Economic evidence for the prevention and treatment of atopic eczema: a protocol for a systematic review.

BACKGROUND: Eczema, synonymous with atopic eczema or atopic dermatitis, is a chronic skin disease that has a similar impact on health-related quality of life as other chronic diseases. The proposed research aims to provide a comprehensive systematic assessment of the economic evidence base available to inform economic modelling and decision making on interventions to prevent and treat eczema at any stage of the life course. Whilst the Global Resource of Eczema Trials (GREAT) database collects together the effectiveness evidence for eczema, there is currently no such systematic resource on the economics of eczema.
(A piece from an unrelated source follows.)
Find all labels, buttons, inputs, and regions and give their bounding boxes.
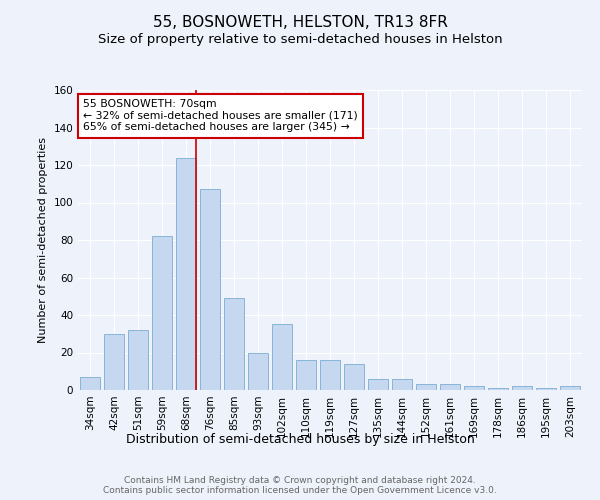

It is important to gain an overview of the current state of the art of economic methods in the field of eczema in order to strengthen the economic evidence base further. METHODS/DESIGN: The proposed study is a systematic review of the economic evidence surrounding interventions for the prevention and treatment of eczema. Relevant search terms will be used to search MEDLINE, EMBASE, Database of Abstracts of Reviews of Effects, Cochrane Database of Systematic Reviews, Cochrane Central Register of Controlled Trials, National Health Service (NHS) Economic Evaluation Database, Health Technology Assessment, Cumulative Index to Nursing and Allied Health Literature, EconLit, Scopus, Cost-Effectiveness Analysis Registry and Web of Science in order to identify relevant evidence. To be eligible for inclusion studies will be primary empirical studies evaluating the cost, utility or full economic evaluation of interventions for preventing or treating eczema. Two reviewers will independently assess studies for eligibility and perform data abstraction. Evidence tables will be produced presenting details of study characteristics, costing methods, outcome methods and quality assessment. The methodological quality of studies will be assessed using accepted checklists. DISCUSSION: The systematic review is being undertaken to identify the type of economic evidence available, summarise the results of the available economic evidence and critically appraise the quality of economic evidence currently available to inform future economic modelling and resource allocation decisions about interventions to prevent or treat eczema. We aim to use the review to offer guidance about how to gather economic evidence in studies of eczema and/or what further research is necessary in order to inform this. SYSTEMATIC REVIEW REGISTRATION: PROSPERO CRD42015024633.